La phase 2 du PREMU s’achève en avril 2024. Dans le cadre du dialogue qu’on a avec le gouvernement, nous avons accompagné le gouvernement de Côte d’Ivoire à mettre en œuvre une nouvelle stratégie. Le gouvernement, dans le cadre du PND, dit que l’eau potable est une priorité, mais aussi il faut penser aux autres usagers de l’eau tels que l’agriculture, l’élevage, la pisciculture. C’est pourquoi maintenant, on a eu une approche de sécurité de l’eau. Même si la Côte d’Ivoire est un pays où l’eau est abondante, à l’issue de cette étude, nous avons identifié des hospot. Il y a des parties du pays où la ressource en eau n’est pas garantie sur toute l’année. La qualité de l’eau aussi n’est également pas garantie. Avec cette étude, cette approche, on a pu identifier notamment la région nord du pays qui est une zone de vulnérabilité, en termes de ressources en eau, mais aussi d’autres parties du pays. Sur la base de cette étude sur la sécurité de l’eau qui a été adoptée par le gouvernement, la Banque mondiale a été sollicitée pour financer un nouveau projet qu’on appelle ‘‘Projet d’appui à la sécurité de l’eau’’ (PASEA), avec un financement de l’ordre de 150 milliards de FCFA, qui est en train d’être préparé et qui va aller en Conseil d’administration, en décembre prochain.

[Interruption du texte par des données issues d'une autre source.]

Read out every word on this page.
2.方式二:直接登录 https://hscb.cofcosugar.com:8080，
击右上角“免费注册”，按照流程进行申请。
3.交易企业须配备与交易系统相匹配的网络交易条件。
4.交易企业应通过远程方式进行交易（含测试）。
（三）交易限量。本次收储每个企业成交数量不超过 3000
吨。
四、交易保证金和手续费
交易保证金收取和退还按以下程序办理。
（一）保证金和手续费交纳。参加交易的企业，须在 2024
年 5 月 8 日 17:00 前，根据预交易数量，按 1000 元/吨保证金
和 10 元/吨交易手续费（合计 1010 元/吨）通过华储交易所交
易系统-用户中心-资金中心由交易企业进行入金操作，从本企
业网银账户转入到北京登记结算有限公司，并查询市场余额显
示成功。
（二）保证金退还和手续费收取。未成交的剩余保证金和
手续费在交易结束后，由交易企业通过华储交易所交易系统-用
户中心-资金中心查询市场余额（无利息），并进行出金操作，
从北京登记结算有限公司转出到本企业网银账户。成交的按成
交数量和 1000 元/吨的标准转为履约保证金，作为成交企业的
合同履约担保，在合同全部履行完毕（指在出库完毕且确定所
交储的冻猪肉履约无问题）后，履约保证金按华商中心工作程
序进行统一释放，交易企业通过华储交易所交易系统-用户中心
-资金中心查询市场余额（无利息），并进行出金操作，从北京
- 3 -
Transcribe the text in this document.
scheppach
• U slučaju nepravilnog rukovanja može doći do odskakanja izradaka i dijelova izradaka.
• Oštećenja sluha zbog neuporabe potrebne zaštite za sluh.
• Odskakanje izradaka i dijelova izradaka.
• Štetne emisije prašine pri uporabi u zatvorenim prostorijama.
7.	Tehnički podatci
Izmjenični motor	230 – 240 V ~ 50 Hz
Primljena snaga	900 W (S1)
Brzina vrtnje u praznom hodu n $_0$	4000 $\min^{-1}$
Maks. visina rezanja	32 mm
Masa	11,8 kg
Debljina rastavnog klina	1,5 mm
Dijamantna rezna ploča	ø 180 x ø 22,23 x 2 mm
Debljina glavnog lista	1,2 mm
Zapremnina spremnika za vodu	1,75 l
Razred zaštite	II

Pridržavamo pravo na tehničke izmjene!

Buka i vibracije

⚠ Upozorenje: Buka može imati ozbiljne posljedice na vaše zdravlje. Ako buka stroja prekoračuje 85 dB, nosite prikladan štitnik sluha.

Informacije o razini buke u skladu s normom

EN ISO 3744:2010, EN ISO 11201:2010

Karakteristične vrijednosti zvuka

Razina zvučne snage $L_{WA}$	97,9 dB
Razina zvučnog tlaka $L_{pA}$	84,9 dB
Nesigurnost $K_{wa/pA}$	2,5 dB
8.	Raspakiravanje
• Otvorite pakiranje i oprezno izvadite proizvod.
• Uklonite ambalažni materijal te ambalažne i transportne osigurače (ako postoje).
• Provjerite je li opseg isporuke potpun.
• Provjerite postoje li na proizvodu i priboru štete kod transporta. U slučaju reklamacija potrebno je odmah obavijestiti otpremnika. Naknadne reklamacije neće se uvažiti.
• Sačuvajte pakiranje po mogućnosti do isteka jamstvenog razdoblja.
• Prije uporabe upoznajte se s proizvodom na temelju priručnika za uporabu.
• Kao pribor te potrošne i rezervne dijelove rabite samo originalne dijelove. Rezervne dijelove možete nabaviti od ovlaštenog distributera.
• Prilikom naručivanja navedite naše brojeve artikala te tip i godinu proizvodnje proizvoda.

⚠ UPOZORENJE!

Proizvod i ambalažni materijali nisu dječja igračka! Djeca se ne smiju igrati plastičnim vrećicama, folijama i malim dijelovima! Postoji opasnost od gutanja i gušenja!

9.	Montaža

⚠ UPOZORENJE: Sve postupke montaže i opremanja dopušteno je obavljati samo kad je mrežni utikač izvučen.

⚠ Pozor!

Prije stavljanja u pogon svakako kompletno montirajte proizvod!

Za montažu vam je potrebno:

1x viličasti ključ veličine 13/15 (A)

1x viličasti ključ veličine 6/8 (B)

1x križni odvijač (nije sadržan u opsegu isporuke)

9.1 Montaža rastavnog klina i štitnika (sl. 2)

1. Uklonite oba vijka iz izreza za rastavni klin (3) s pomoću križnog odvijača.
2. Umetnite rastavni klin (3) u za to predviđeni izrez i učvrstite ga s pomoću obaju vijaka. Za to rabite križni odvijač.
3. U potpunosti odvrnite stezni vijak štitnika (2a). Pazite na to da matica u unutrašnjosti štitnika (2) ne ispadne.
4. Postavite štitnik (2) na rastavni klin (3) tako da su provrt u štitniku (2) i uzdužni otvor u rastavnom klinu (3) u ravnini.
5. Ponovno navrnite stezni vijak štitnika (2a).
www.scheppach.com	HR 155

En quoi va consister le PASEA, et quels sont ses Les objectifs ?
Les objectifs du projet visent à sécuriser les ressources en eau. Par exemple, dans la zone nord du pays, il y a un certain nombre de barrages qui avaient été réalisés depuis plus de 30 ans, mais qui sont menacés, et donc nécessitent une réhabilitation. Dans le cadre de ce projet, il y a 9 barrages prioritaires qui ont été retenus et qui vont être réhabilités, pour permettre de sécuriser l’alimentation en eau potable et de fournir également des services d’irrigation. Il y a également une forte composante en milieu rural. On va réaliser une dizaine de forages multi villages dans la zone nord. On va également réaliser des stations de boue de vidange. Parce qu’à part Korhogo, je pense qu’aucune autre ville du Nord ne dispose de systèmes de traitement des eaux usées. Ça, c’est la volonté du projet de doter des villes de systèmes d’assainissement avec un traitement de boue de vidange. On a également une composante forte de réalisation de latrines en milieu rural. 50 mille latrines vont être réalisées par la Direction de l’Assainissement rural dans cette zone. Dans l’ensemble du pays également. Puisque le projet PREMU avait mis en place, pratiquement, 30 mille branchements sociaux. Et cela été un très grand succès, avec une très forte demande des populations. Dans le cadre du nouveau projet, nous allons réaliser 100 mille branchements sociaux dans l’ensemble du pays. Au total, c’est un projet intégré qui vise à la fois la sécurité de l’eau avec la réhabilitation de barrages, la mise en œuvre de la gestion intégrée de ressources en eau. Parce qu’il ne s’agit pas seulement de réhabiliter les barrages. Il faut aussi les protéger, s’assurer que la maintenance est en bonne voie, et que les ressources financières sont disponibles pour assurer la maintenance, afin d’éviter la situation dans laquelle on se trouve aujourd’hui. Parce que ces barrages, depuis 30 ans, n’ont pas fait l’objet de maintenance correcte, et aujourd’hui sont menacés de ruine. Voilà un ensemble d’activités que nous allons financer, en plus de l’accompagnement classique, en termes de renforcement de capacités, de réformes sectorielles que le projet va développer.